In this interview with Christianity magazine Rees also comments on what the Bible says: "We need to look at our political and economic system and learn the lessons from the Bible, because racism includes economic inequality. Social reconciliation depends on economic and political redistribution of power. The story of Zacchaeus is about reconciliation, but it's dependent on him giving back the money he stole. Too often people see forgiveness and grace as cheap. It's free but it's not cheap." Read the full interview here.
The University of Bristol has appointed Professor Olivette Otele as its first Professor of the History of Slavery. The appointment comes after a number of universities, including Cambridge, have launched inquiries into how their institutions may have benefited from the slave trade.
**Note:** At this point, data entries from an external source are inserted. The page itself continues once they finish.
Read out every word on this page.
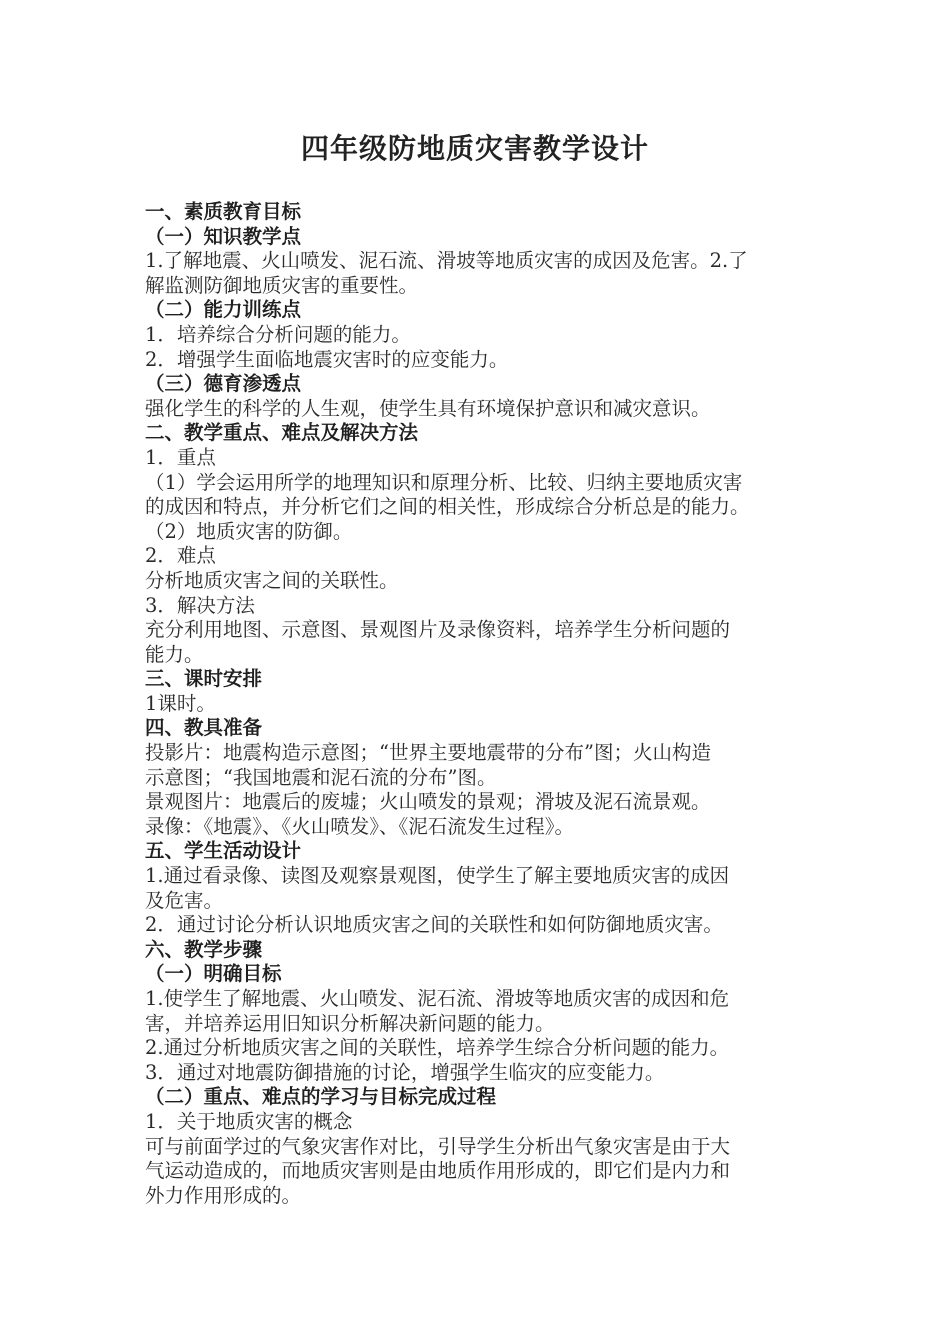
四年级防地质灾害教学设计
一、素质教育目标
（一）知识教学点
1.了解地震、火山喷发、泥石流、滑坡等地质灾害的成因及危害。2.了
解监测防御地质灾害的重要性。
（二）能力训练点
1．培养综合分析问题的能力。
2．增强学生面临地震灾害时的应变能力。
（三）德育渗透点
强化学生的科学的人生观，使学生具有环境保护意识和减灾意识。
二、教学重点、难点及解决方法
1．重点
（1）学会运用所学的地理知识和原理分析、比较、归纳主要地质灾害
的成因和特点，并分析它们之间的相关性，形成综合分析总是的能力。
（2）地质灾害的防御。
2．难点
分析地质灾害之间的关联性。
3．解决方法
充分利用地图、示意图、景观图片及录像资料，培养学生分析问题的
能力。
三、课时安排
1课时。
四、教具准备
投影片：地震构造示意图；“世界主要地震带的分布”图；火山构造
示意图；“我国地震和泥石流的分布”图。
景观图片：地震后的废墟；火山喷发的景观；滑坡及泥石流景观。
录像：《地震》、《火山喷发》、《泥石流发生过程》。
五、学生活动设计
1.通过看录像、读图及观察景观图，使学生了解主要地质灾害的成因
及危害。
2．通过讨论分析认识地质灾害之间的关联性和如何防御地质灾害。
六、教学步骤
（一）明确目标
1.使学生了解地震、火山喷发、泥石流、滑坡等地质灾害的成因和危
害，并培养运用旧知识分析解决新问题的能力。
2.通过分析地质灾害之间的关联性，培养学生综合分析问题的能力。
3．通过对地震防御措施的讨论，增强学生临灾的应变能力。
（二）重点、难点的学习与目标完成过程
1．关于地质灾害的概念
可与前面学过的气象灾害作对比，引导学生分析出气象灾害是由于大
气运动造成的，而地质灾害则是由地质作用形成的，即它们是内力和
外力作用形成的。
Professor Otele will undertake a two-year research project on the involvement of the University of Bristol and the wider city in the slave trade. Her research examines the various legacies of colonial pasts, understanding trauma, recovery and social cohesion, but also amnesia and reluctance to address various aspects of colonial legacies. She has already been working on these complex and sensitive questions for nearly two decades. Otele, who became the UK's first black female history professor at Bath spa University in October 2018, said she wanted the research project to be "a landmark in the way Britain examines, acknowledges and teaches the history of enslavement".
University Provost and deputy vice-chancellor Judith Squires said: "This new role provides us with a unique and important opportunity to interrogate our history, working with staff, students and local communities to explore the university's historical links to slavery and to debate how we should best respond to our past in order to shape our future as an inclusive university community."